Rzecznik Kremla Dmitrij Pieskow określił w piątek jako absurdalne zarzuty władz brytyjskich wobec Rosji, które padły po wyemitowanym przez rosyjską telewizję RT wywiadzie z dwoma mężczyznami, przedstawionymi jako podejrzani o dokonanie zamachu na Siergieja Skripala.

W materiale tym rozmówcy RT przedstawili się jako Aleksandr Pietrow i Rusłan Boszyrow. Zapewnili, że to właśnie oni są na zdjęciach opublikowanych przez brytyjską policję, a przedstawiających podejrzanych o dokonanie w Salisbury w Anglii zamachu na Skripala, byłego pułkownika rosyjskiego wywiadu wojskowego GRU.

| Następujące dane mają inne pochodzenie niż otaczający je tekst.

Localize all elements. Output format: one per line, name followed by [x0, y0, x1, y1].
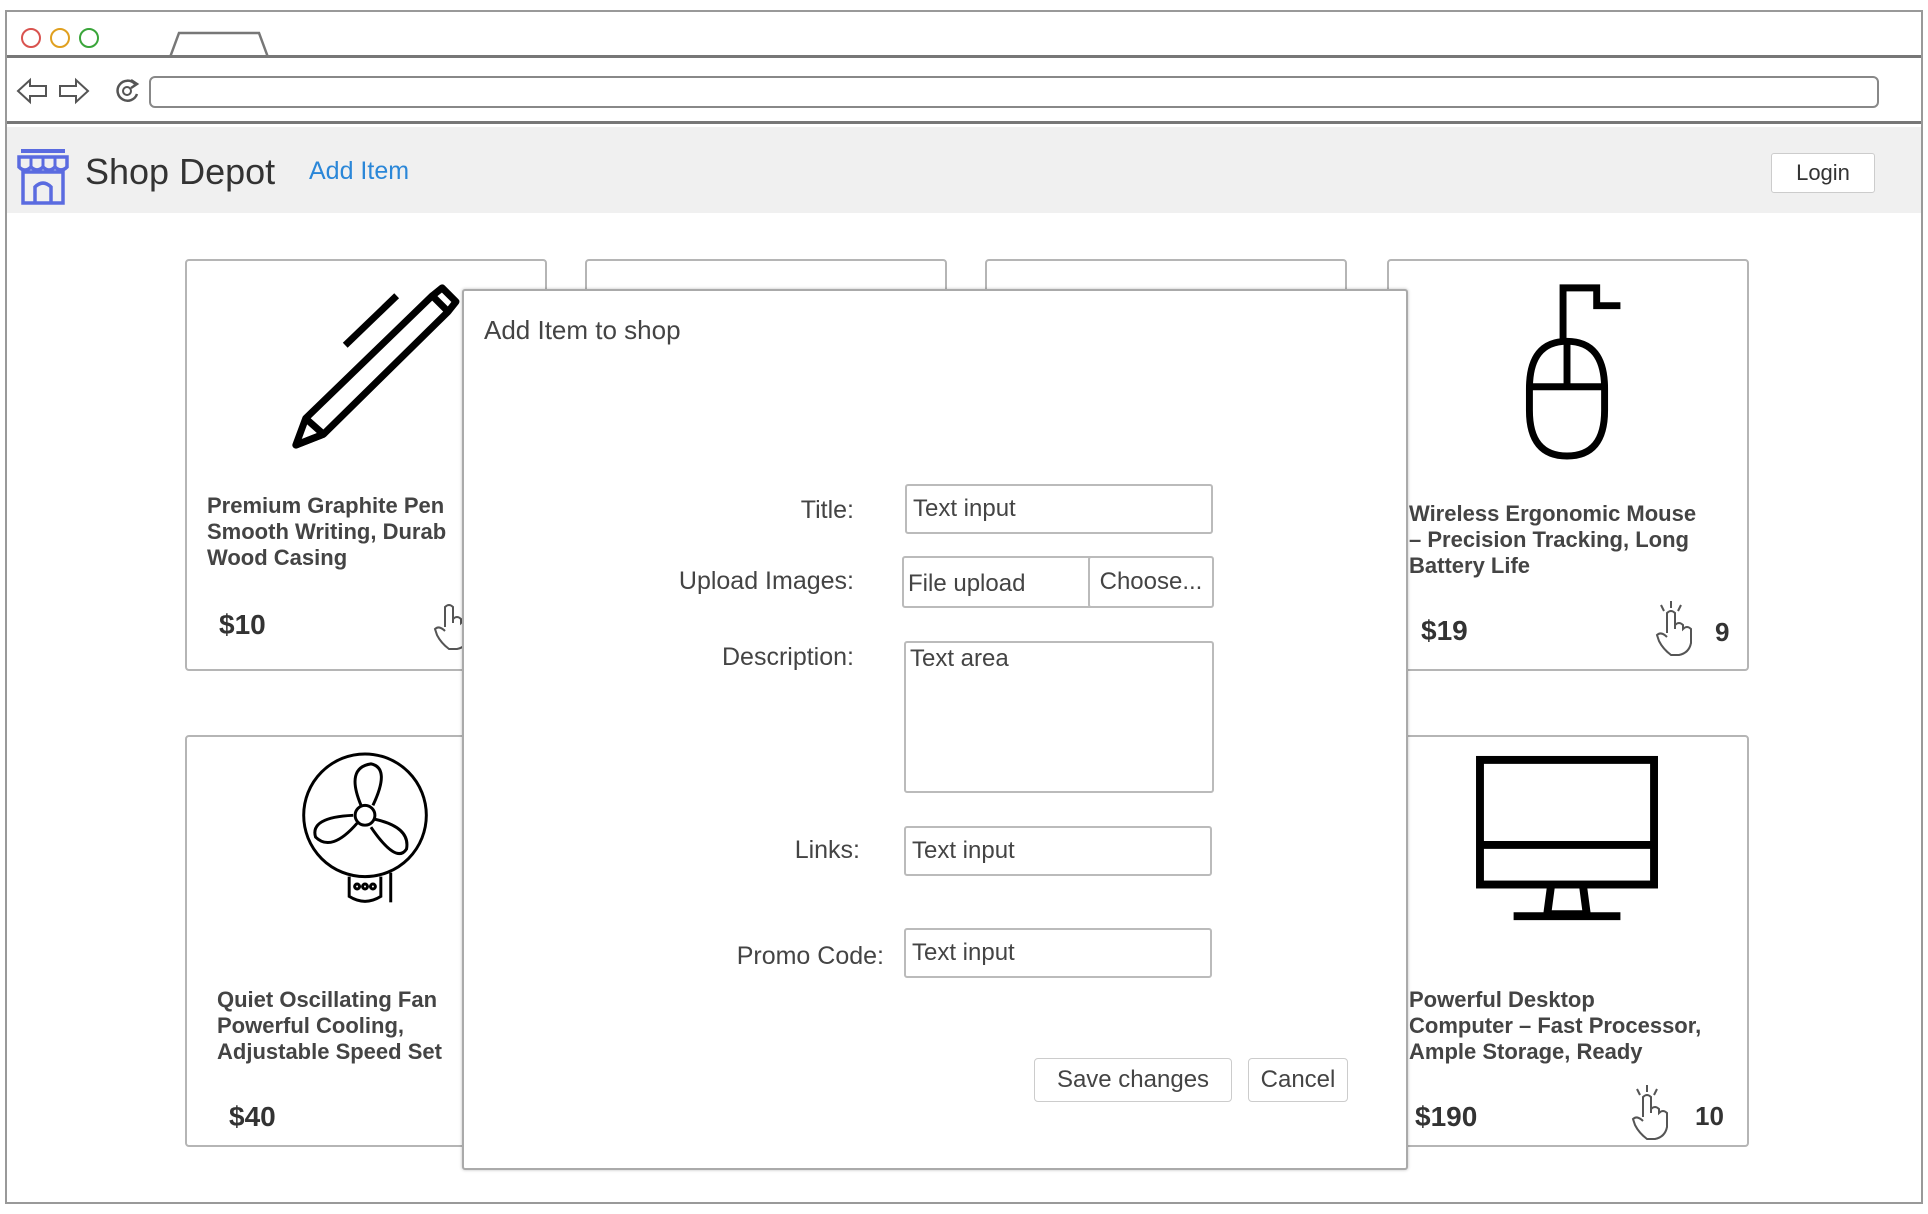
title-label: Title:: [800, 496, 854, 524]
maximize-window-button[interactable]: [79, 28, 99, 48]
title-input[interactable]: [905, 484, 1213, 534]
promo-code-input[interactable]: [904, 928, 1212, 978]
file-upload-field[interactable]: File upload Choose...: [902, 556, 1214, 608]
product-title: Powerful Desktop Computer – Fast Process…: [1409, 987, 1702, 1064]
app-header: Shop Depot Add Item Login: [7, 127, 1921, 213]
nav-add-item-link[interactable]: Add Item: [309, 157, 409, 186]
hand-pointer-icon[interactable]: [1625, 1083, 1675, 1143]
promo-code-label: Promo Code:: [736, 942, 884, 970]
product-likes: 10: [1695, 1101, 1724, 1131]
product-card[interactable]: Powerful Desktop Computer – Fast Process…: [1387, 735, 1749, 1147]
forward-arrow-icon[interactable]: [57, 76, 91, 106]
browser-tab[interactable]: [167, 31, 271, 61]
browser-window: Shop Depot Add Item Login Premium Graphi…: [5, 10, 1923, 1204]
product-card[interactable]: Wireless Ergonomic Mouse – Precision Tra…: [1387, 259, 1749, 671]
reload-icon[interactable]: [111, 76, 145, 106]
modal-title: Add Item to shop: [484, 315, 681, 345]
login-button[interactable]: Login: [1771, 153, 1875, 193]
mouse-icon: [1525, 284, 1621, 460]
product-title: Wireless Ergonomic Mouse – Precision Tra…: [1409, 501, 1697, 578]
product-price: $19: [1421, 615, 1468, 646]
save-changes-button[interactable]: Save changes: [1034, 1058, 1232, 1102]
description-label: Description:: [722, 643, 854, 671]
product-price: $190: [1415, 1101, 1478, 1132]
cancel-button[interactable]: Cancel: [1248, 1058, 1348, 1102]
links-input[interactable]: [904, 826, 1212, 876]
file-upload-value: File upload: [908, 570, 1026, 597]
brand-name: Shop Depot: [85, 151, 276, 192]
url-input[interactable]: [149, 76, 1879, 108]
product-price: $10: [219, 609, 266, 640]
close-window-button[interactable]: [21, 28, 41, 48]
choose-file-button[interactable]: Choose...: [1088, 556, 1214, 608]
upload-images-label: Upload Images:: [678, 567, 854, 595]
store-logo-icon: [17, 149, 69, 205]
browser-addressbar: [7, 58, 1921, 124]
minimize-window-button[interactable]: [50, 28, 70, 48]
product-price: $40: [229, 1101, 276, 1132]
description-textarea[interactable]: Text area: [904, 641, 1214, 793]
back-arrow-icon[interactable]: [15, 76, 49, 106]
links-label: Links:: [794, 836, 860, 864]
add-item-modal: Add Item to shop Title: Upload Images: F…: [462, 289, 1408, 1170]
desktop-computer-icon: [1476, 755, 1658, 921]
browser-titlebar: [7, 12, 1921, 61]
product-likes: 9: [1715, 617, 1730, 647]
hand-pointer-icon[interactable]: [1649, 599, 1699, 659]
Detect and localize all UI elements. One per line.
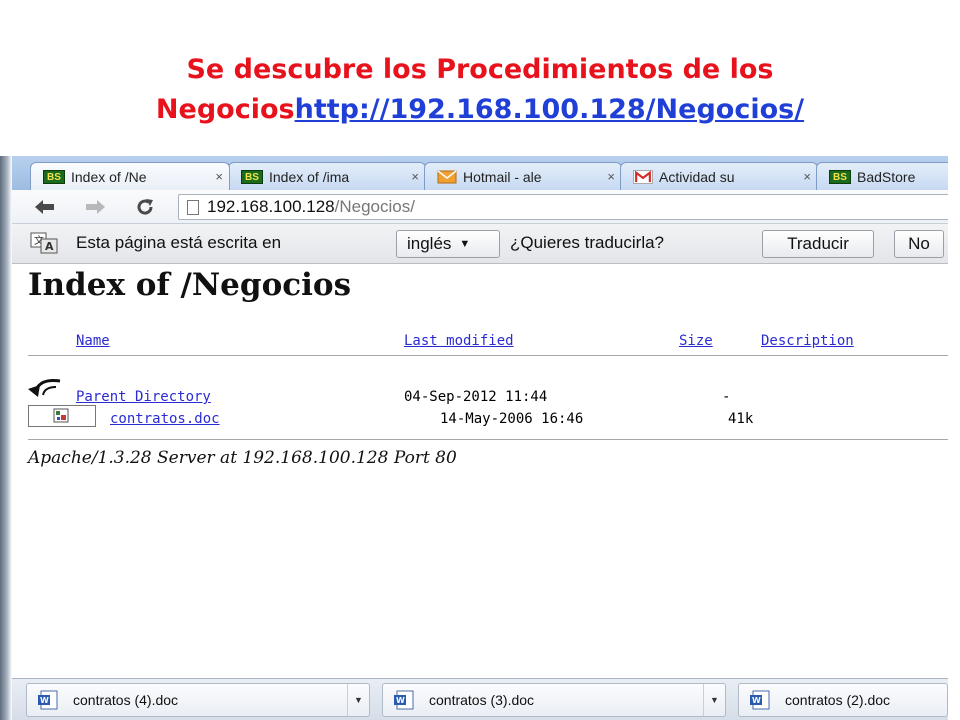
svg-text:W: W bbox=[752, 696, 761, 705]
close-icon[interactable]: × bbox=[607, 169, 615, 184]
column-name-header[interactable]: Name bbox=[76, 333, 110, 349]
page-title: Index of /Negocios bbox=[28, 267, 352, 303]
file-icon-frame bbox=[28, 405, 96, 427]
chevron-down-icon: ▼ bbox=[459, 238, 471, 250]
close-icon[interactable]: × bbox=[215, 169, 223, 184]
column-size-header[interactable]: Size bbox=[679, 333, 713, 349]
tab-title: Index of /Ne bbox=[71, 168, 147, 185]
word-document-icon: W bbox=[394, 690, 414, 710]
download-item[interactable]: W contratos (2).doc bbox=[738, 683, 948, 717]
svg-text:W: W bbox=[396, 696, 405, 705]
forward-arrow-icon bbox=[86, 200, 105, 214]
translate-icon: 文 A bbox=[30, 232, 58, 254]
row-size: - bbox=[722, 389, 731, 405]
download-filename: contratos (3).doc bbox=[429, 692, 535, 708]
page-icon bbox=[187, 199, 199, 215]
row-modified: 14-May-2006 16:46 bbox=[440, 411, 584, 427]
sort-by-modified-link[interactable]: Last modified bbox=[404, 333, 514, 349]
language-value: inglés bbox=[407, 234, 452, 253]
row-size: 41k bbox=[728, 411, 754, 427]
tab-badstore[interactable]: BS BadStore bbox=[816, 162, 948, 190]
badstore-favicon-icon: BS bbox=[829, 169, 851, 184]
tab-strip: BS Index of /Ne × BS Index of /ima × Hot… bbox=[12, 156, 948, 190]
download-item[interactable]: W contratos (3).doc ▼ bbox=[382, 683, 726, 717]
close-icon[interactable]: × bbox=[803, 169, 811, 184]
sort-by-description-link[interactable]: Description bbox=[761, 333, 854, 349]
list-item[interactable]: Parent Directory bbox=[76, 389, 211, 405]
translate-message: Esta página está escrita en bbox=[76, 233, 282, 252]
address-host: 192.168.100.128 bbox=[207, 197, 335, 216]
download-filename: contratos (2).doc bbox=[785, 692, 891, 708]
back-folder-icon bbox=[28, 379, 61, 397]
tab-title: Hotmail - ale bbox=[463, 168, 542, 185]
forward-button[interactable] bbox=[82, 195, 108, 219]
tab-hotmail[interactable]: Hotmail - ale × bbox=[424, 162, 622, 190]
slide-title: Se descubre los Procedimientos de los Ne… bbox=[0, 50, 960, 130]
reload-button[interactable] bbox=[132, 195, 158, 219]
tab-title: Index of /ima bbox=[269, 168, 350, 185]
browser-window: BS Index of /Ne × BS Index of /ima × Hot… bbox=[0, 156, 948, 720]
tab-title: Actividad su bbox=[659, 168, 735, 185]
hotmail-envelope-icon bbox=[437, 169, 457, 183]
translate-bar: 文 A Esta página está escrita en inglés ▼… bbox=[12, 224, 948, 264]
back-arrow-icon bbox=[35, 200, 54, 214]
server-signature: Apache/1.3.28 Server at 192.168.100.128 … bbox=[28, 448, 457, 468]
no-button[interactable]: No bbox=[894, 230, 944, 258]
page-content: Index of /Negocios Name Last modified Si… bbox=[12, 265, 948, 685]
download-filename: contratos (4).doc bbox=[73, 692, 179, 708]
download-item[interactable]: W contratos (4).doc ▼ bbox=[26, 683, 370, 717]
chevron-down-icon[interactable]: ▼ bbox=[703, 684, 725, 716]
sort-by-size-link[interactable]: Size bbox=[679, 333, 713, 349]
tab-title: BadStore bbox=[857, 168, 916, 185]
parent-directory-link[interactable]: Parent Directory bbox=[76, 389, 211, 405]
slide-title-line1: Se descubre los Procedimientos de los bbox=[186, 54, 774, 85]
broken-image-icon bbox=[53, 408, 69, 423]
close-icon[interactable]: × bbox=[411, 169, 419, 184]
browser-toolbar: 192.168.100.128/Negocios/ bbox=[12, 190, 948, 224]
tab-gmail-activity[interactable]: Actividad su × bbox=[620, 162, 818, 190]
column-description-header[interactable]: Description bbox=[761, 333, 854, 349]
list-item[interactable]: contratos.doc bbox=[110, 411, 220, 427]
slide-title-line2: Negocioshttp://192.168.100.128/Negocios/ bbox=[0, 90, 960, 130]
translate-question: ¿Quieres traducirla? bbox=[510, 233, 665, 252]
language-select[interactable]: inglés ▼ bbox=[396, 230, 500, 258]
tab-index-images[interactable]: BS Index of /ima × bbox=[228, 162, 426, 190]
slide-title-prefix: Negocios bbox=[155, 94, 295, 125]
translate-button[interactable]: Traducir bbox=[762, 230, 874, 258]
reload-icon bbox=[137, 199, 153, 215]
back-button[interactable] bbox=[32, 195, 58, 219]
word-document-icon: W bbox=[38, 690, 58, 710]
badstore-favicon-icon: BS bbox=[241, 169, 263, 184]
header-divider bbox=[28, 355, 948, 356]
tab-index-negocios[interactable]: BS Index of /Ne × bbox=[30, 162, 230, 190]
sort-by-name-link[interactable]: Name bbox=[76, 333, 110, 349]
word-document-icon: W bbox=[750, 690, 770, 710]
slide-title-link[interactable]: http://192.168.100.128/Negocios/ bbox=[295, 94, 804, 125]
svg-text:W: W bbox=[40, 696, 49, 705]
download-shelf: W contratos (4).doc ▼ W contratos (3).do… bbox=[12, 678, 948, 720]
window-edge bbox=[0, 156, 12, 720]
address-path: /Negocios/ bbox=[334, 197, 415, 216]
file-link-contratos-doc[interactable]: contratos.doc bbox=[110, 411, 220, 427]
column-modified-header[interactable]: Last modified bbox=[404, 333, 514, 349]
gmail-icon bbox=[633, 169, 653, 184]
footer-divider bbox=[28, 439, 948, 440]
address-bar[interactable]: 192.168.100.128/Negocios/ bbox=[178, 194, 948, 220]
badstore-favicon-icon: BS bbox=[43, 169, 65, 184]
row-modified: 04-Sep-2012 11:44 bbox=[404, 389, 548, 405]
chevron-down-icon[interactable]: ▼ bbox=[347, 684, 369, 716]
svg-text:A: A bbox=[45, 240, 54, 253]
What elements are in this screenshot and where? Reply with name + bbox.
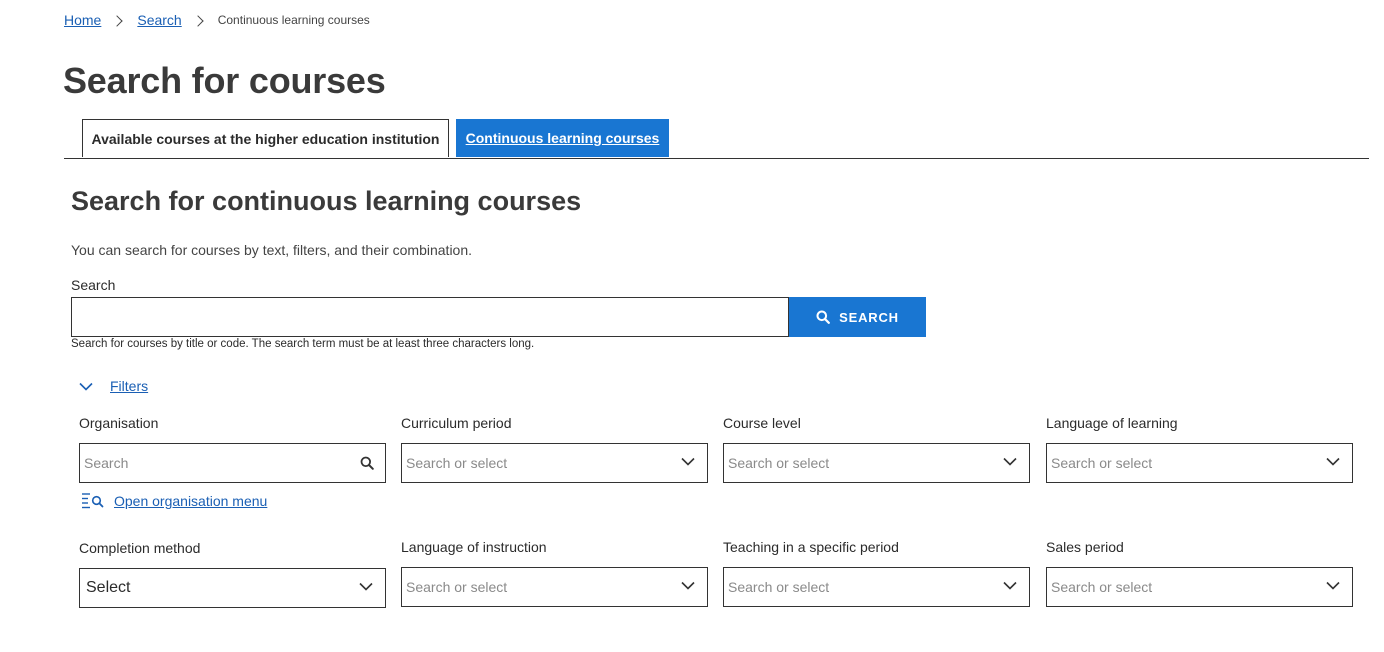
breadcrumb: Home Search Continuous learning courses — [64, 12, 370, 28]
section-title: Search for continuous learning courses — [71, 186, 582, 216]
search-icon — [816, 310, 831, 324]
search-help-text: Search for courses by title or code. The… — [71, 338, 535, 350]
search-icon — [360, 456, 374, 470]
tab-continuous-learning[interactable]: Continuous learning courses — [456, 119, 669, 157]
organisation-label: Organisation — [79, 415, 159, 431]
breadcrumb-current: Continuous learning courses — [217, 13, 370, 27]
organisation-search-field[interactable]: Search — [79, 443, 386, 483]
curriculum-period-placeholder: Search or select — [406, 455, 508, 471]
open-organisation-menu-link[interactable]: Open organisation menu — [80, 492, 267, 510]
search-label: Search — [71, 277, 116, 293]
course-level-select[interactable]: Search or select — [723, 443, 1030, 483]
teaching-period-placeholder: Search or select — [728, 579, 830, 595]
chevron-right-icon — [192, 15, 204, 27]
chevron-down-icon — [359, 582, 373, 591]
sales-period-label: Sales period — [1046, 539, 1124, 555]
teaching-period-label: Teaching in a specific period — [723, 539, 899, 555]
breadcrumb-home-link[interactable]: Home — [64, 12, 101, 28]
sales-period-select[interactable]: Search or select — [1046, 567, 1353, 607]
language-of-instruction-placeholder: Search or select — [406, 579, 508, 595]
chevron-down-icon — [1003, 457, 1017, 466]
teaching-period-select[interactable]: Search or select — [723, 567, 1030, 607]
search-input[interactable] — [71, 297, 789, 337]
language-of-learning-label: Language of learning — [1046, 415, 1178, 431]
language-of-learning-select[interactable]: Search or select — [1046, 443, 1353, 483]
curriculum-period-label: Curriculum period — [401, 415, 512, 431]
chevron-down-icon — [1326, 581, 1340, 590]
language-of-instruction-label: Language of instruction — [401, 539, 547, 555]
page-title: Search for courses — [63, 60, 386, 101]
course-level-label: Course level — [723, 415, 801, 431]
search-button-label: SEARCH — [839, 309, 899, 325]
tab-available-courses[interactable]: Available courses at the higher educatio… — [82, 119, 449, 157]
chevron-right-icon — [111, 15, 124, 27]
organisation-placeholder: Search — [84, 455, 129, 471]
chevron-down-icon — [681, 581, 695, 590]
intro-text: You can search for courses by text, filt… — [71, 242, 473, 258]
chevron-down-icon — [1003, 581, 1017, 590]
language-of-instruction-select[interactable]: Search or select — [401, 567, 708, 607]
search-button[interactable]: SEARCH — [789, 297, 926, 337]
breadcrumb-search-link[interactable]: Search — [137, 12, 181, 28]
chevron-down-icon — [79, 382, 93, 391]
list-search-icon — [82, 493, 104, 509]
curriculum-period-select[interactable]: Search or select — [401, 443, 708, 483]
chevron-down-icon — [1326, 457, 1340, 466]
completion-method-value: Select — [86, 579, 131, 596]
completion-method-select[interactable]: Select — [79, 568, 386, 608]
filters-toggle[interactable]: Filters — [79, 378, 148, 394]
filters-toggle-label: Filters — [110, 378, 149, 394]
sales-period-placeholder: Search or select — [1051, 579, 1153, 595]
course-level-placeholder: Search or select — [728, 455, 830, 471]
chevron-down-icon — [681, 457, 695, 466]
language-of-learning-placeholder: Search or select — [1051, 455, 1153, 471]
completion-method-label: Completion method — [79, 540, 201, 556]
open-organisation-menu-label: Open organisation menu — [114, 493, 268, 509]
tab-bar: Available courses at the higher educatio… — [64, 118, 1369, 159]
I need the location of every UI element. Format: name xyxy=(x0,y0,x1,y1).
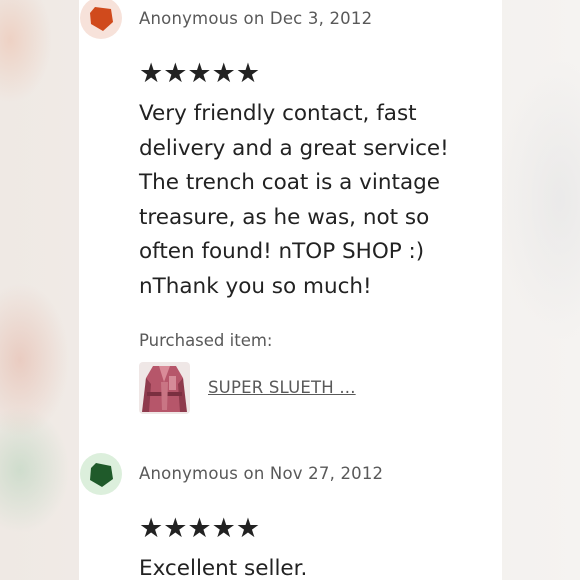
review-text: Excellent seller. xyxy=(139,556,308,580)
reviewer-avatar[interactable] xyxy=(80,453,122,495)
star-rating: ★★★★★ xyxy=(139,513,261,544)
review-meta: Anonymous on Dec 3, 2012 xyxy=(139,9,373,28)
star-rating: ★★★★★ xyxy=(139,58,261,89)
review-meta: Anonymous on Nov 27, 2012 xyxy=(139,464,384,483)
avatar-shape-icon xyxy=(90,7,113,31)
purchased-item-label: Purchased item: xyxy=(139,331,273,350)
avatar-shape-icon xyxy=(90,463,113,487)
review-text: Very friendly contact, fast delivery and… xyxy=(139,101,449,299)
purchased-item-link[interactable]: SUPER SLUETH ... xyxy=(208,378,356,397)
coat-thumbnail[interactable] xyxy=(139,362,190,414)
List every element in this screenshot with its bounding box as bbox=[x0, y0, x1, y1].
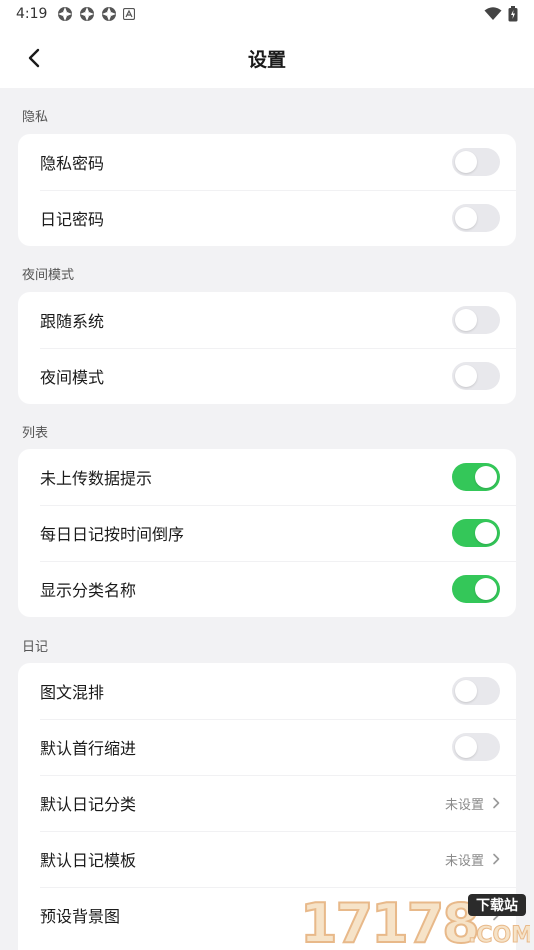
status-bar: 4:19 bbox=[0, 0, 534, 28]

Komentując reakcję W. Brytanii, która określiła materiał jako kłamliwy, Pieskow zapytał, "co jest przyczyną zarzucania Rosji kłamstwa?". Dodał następnie: "uważamy za niedopuszczalne jakiekolwiek kojarzenie władz Federacji Rosyjskiej lub państwa rosyjskiego z tym, co wydarzyło się w Salisbury".

"Równie absurdalne jest zarzucanie Rosji kłamstwa po wystąpieniu dwóch obywateli rosyjskich. To zwykli obywatele, oni także nie są powiązani z państwem" - dodał rzecznik Kremla.

Pieskow powiedział, że władze rosyjskie nie mają żadnych oficjalnych podstaw do podejmowania działań wobec obu rozmówców RT. "Na terytorium FR nie naruszali oni prawa i nie wiemy oficjalnie o tym, by naruszali prawo w jakichś innych krajach" - oświadczył.

Reklama

Według Pieskowa władze brytyjskie "wymieniły nazwiska" i oskarżyły dwóch obywateli rosyjskich i "ci obywatele pojawili się" w RT.

Przedstawiciel Kremla zarzucił stronie brytyjskiej, że zrezygnowała ze współpracy w ramach mechanizmu pomocy prawnej podczas śledztwa dotyczącego zdarzeń w Salisbury.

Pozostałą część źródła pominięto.